And the other optical transmission device 2 are connected by one optical fiber F.

In this one-core bidirectional communication line system,
As shown in FIG. 8, one optical transmission device 1 includes a light emitting element 3, a light receiving element 4, a directional coupler 5, a lens, and the like, and is a light emitting element that is a separate component for the housing. 3, the light receiving element 4, the directional coupler 5, the lens and the like are assembled and configured. Similarly, the other optical transmission device 2 also has a light emitting element 3, a light receiving element 4, a directional coupler 5, a lens, and the like.

[0004]

In the conventional one-core bidirectional communication line system, the optical transmission equipment must be composed of separate light emitting element 3, light receiving element 4, directional coupler 5 and lens. This is a major obstacle to reliability, downsizing and price reduction.
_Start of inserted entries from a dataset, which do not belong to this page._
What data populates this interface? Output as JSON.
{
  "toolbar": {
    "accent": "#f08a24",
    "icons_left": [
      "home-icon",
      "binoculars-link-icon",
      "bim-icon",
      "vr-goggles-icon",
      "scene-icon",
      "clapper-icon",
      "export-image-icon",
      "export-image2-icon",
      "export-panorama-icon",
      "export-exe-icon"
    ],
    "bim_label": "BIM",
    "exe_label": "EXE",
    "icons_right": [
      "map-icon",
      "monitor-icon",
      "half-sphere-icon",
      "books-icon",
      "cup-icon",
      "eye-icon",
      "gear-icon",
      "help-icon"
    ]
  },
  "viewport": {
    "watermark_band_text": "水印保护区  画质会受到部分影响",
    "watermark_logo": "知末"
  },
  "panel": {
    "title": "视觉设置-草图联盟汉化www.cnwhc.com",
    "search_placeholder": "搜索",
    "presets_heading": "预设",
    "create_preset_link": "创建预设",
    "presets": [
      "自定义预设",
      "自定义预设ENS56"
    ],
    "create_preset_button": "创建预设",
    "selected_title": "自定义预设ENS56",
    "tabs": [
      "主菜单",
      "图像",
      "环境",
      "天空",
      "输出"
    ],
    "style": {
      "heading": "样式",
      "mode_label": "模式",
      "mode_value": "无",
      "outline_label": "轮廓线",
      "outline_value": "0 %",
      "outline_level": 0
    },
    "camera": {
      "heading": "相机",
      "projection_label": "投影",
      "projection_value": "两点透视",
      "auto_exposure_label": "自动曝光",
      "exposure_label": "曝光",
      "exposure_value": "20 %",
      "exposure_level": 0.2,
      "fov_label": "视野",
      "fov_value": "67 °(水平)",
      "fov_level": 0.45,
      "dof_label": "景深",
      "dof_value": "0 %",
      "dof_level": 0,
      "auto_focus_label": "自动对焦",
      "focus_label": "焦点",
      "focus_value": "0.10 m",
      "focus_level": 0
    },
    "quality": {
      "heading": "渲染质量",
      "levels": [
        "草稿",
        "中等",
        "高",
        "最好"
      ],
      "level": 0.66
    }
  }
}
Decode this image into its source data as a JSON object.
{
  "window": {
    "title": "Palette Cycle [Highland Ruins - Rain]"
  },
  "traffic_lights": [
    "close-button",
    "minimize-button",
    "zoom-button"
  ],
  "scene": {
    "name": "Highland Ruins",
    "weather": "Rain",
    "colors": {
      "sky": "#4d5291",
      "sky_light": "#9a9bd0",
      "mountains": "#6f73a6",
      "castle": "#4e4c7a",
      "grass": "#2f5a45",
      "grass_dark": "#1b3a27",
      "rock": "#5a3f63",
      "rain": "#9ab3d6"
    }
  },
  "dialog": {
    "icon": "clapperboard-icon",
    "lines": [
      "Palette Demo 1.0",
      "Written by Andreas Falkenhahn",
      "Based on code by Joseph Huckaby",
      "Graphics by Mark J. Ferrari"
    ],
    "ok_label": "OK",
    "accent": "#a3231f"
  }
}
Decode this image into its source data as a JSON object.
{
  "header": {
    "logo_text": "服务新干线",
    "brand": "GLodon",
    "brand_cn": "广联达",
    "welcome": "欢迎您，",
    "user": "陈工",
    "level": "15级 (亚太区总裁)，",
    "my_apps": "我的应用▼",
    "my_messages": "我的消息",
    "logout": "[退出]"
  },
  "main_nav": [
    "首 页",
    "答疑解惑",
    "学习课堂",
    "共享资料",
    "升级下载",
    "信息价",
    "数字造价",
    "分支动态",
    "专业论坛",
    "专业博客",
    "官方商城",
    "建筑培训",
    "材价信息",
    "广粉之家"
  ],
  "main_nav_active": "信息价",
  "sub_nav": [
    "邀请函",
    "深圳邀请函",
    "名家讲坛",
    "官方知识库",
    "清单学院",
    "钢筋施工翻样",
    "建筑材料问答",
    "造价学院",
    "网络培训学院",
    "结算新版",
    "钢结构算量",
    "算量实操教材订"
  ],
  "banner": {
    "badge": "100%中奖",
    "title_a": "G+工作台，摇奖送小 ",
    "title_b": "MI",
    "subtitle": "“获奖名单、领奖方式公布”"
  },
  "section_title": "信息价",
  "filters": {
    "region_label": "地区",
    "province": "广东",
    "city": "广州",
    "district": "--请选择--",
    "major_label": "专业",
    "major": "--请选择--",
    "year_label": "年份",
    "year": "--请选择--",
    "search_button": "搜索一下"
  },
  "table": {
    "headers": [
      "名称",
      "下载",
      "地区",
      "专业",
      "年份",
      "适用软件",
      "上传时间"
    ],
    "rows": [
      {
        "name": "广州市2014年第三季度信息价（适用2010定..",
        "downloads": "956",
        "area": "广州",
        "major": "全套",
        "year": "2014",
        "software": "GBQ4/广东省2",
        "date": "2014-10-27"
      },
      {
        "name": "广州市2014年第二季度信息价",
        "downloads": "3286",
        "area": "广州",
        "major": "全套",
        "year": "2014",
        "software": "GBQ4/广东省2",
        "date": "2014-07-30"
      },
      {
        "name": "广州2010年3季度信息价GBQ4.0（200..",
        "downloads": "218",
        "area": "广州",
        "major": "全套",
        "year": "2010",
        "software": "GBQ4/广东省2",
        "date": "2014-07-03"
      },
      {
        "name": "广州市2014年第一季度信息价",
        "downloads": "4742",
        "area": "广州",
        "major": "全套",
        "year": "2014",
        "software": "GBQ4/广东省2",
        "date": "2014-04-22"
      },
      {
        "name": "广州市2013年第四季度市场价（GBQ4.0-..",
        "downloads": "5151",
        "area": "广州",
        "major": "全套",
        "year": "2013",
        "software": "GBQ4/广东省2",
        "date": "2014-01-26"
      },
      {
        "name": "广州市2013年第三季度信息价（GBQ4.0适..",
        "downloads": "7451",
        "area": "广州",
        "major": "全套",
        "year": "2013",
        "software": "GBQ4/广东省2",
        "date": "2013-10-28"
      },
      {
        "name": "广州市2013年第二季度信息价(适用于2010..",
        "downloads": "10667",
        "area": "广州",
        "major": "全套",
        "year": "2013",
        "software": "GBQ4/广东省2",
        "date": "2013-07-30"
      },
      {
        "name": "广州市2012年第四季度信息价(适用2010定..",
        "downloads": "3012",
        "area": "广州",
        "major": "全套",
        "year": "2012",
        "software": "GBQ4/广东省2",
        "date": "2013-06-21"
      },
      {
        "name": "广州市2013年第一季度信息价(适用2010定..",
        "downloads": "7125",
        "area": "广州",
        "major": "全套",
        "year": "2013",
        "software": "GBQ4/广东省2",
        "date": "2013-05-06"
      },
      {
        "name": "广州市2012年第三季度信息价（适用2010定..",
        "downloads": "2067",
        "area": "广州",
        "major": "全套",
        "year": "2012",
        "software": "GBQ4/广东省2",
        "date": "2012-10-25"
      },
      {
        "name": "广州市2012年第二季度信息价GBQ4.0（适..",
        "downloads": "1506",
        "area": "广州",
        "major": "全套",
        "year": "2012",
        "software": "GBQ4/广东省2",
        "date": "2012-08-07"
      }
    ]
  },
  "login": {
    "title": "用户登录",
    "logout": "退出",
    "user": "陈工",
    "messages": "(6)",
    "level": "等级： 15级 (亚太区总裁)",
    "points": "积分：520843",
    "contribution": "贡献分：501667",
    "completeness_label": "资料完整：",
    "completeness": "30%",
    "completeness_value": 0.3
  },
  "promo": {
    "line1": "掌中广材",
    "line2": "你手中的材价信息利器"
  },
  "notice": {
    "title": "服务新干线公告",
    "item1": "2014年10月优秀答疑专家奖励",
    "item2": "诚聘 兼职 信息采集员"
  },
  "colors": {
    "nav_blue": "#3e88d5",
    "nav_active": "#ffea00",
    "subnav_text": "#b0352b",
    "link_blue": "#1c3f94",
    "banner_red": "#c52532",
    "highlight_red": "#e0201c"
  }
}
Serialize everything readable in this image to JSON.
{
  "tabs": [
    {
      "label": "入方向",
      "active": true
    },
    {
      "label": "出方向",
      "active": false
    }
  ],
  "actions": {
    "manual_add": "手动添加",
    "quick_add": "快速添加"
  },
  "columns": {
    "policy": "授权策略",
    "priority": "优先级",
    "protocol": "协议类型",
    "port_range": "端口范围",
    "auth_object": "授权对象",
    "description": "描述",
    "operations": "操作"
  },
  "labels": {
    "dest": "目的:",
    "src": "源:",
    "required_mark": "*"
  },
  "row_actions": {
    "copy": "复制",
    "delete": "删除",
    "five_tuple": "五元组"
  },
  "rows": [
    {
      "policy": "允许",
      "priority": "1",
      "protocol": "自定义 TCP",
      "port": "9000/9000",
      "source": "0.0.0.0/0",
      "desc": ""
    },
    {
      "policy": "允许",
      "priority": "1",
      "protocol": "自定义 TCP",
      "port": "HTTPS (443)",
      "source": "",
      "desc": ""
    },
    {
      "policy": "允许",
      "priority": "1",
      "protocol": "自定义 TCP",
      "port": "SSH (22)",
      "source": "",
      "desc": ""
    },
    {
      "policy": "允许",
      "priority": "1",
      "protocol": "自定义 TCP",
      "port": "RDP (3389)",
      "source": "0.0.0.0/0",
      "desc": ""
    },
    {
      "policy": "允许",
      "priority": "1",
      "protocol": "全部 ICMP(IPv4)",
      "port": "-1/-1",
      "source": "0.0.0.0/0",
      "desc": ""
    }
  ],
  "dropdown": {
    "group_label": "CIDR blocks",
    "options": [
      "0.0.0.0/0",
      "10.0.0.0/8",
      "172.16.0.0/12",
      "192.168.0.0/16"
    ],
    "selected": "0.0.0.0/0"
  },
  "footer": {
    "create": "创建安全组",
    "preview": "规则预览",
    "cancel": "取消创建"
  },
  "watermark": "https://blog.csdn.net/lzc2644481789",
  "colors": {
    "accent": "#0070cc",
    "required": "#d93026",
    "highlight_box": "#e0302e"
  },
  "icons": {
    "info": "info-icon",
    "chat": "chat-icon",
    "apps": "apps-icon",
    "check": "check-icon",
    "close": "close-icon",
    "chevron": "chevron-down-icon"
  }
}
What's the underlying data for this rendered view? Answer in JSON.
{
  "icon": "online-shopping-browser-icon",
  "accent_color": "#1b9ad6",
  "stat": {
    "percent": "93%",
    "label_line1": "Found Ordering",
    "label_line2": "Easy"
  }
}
The present invention has been made to solve the above problems, and an object of the present invention is to provide an optical transmitter / receiver capable of miniaturization and cost reduction and capable of highly reliable optical communication. .

[0006]

According to the present invention, there is provided an optical transmitter / receiver for transmitting / receiving an optical signal,
When transmitting the first optical signal and receiving the second optical signal at the same time, the signal leakage interference of the first optical signal and the second optical signal is detected by the supervisory signal of the first optical signal. This is achieved by providing an arithmetic unit for removing.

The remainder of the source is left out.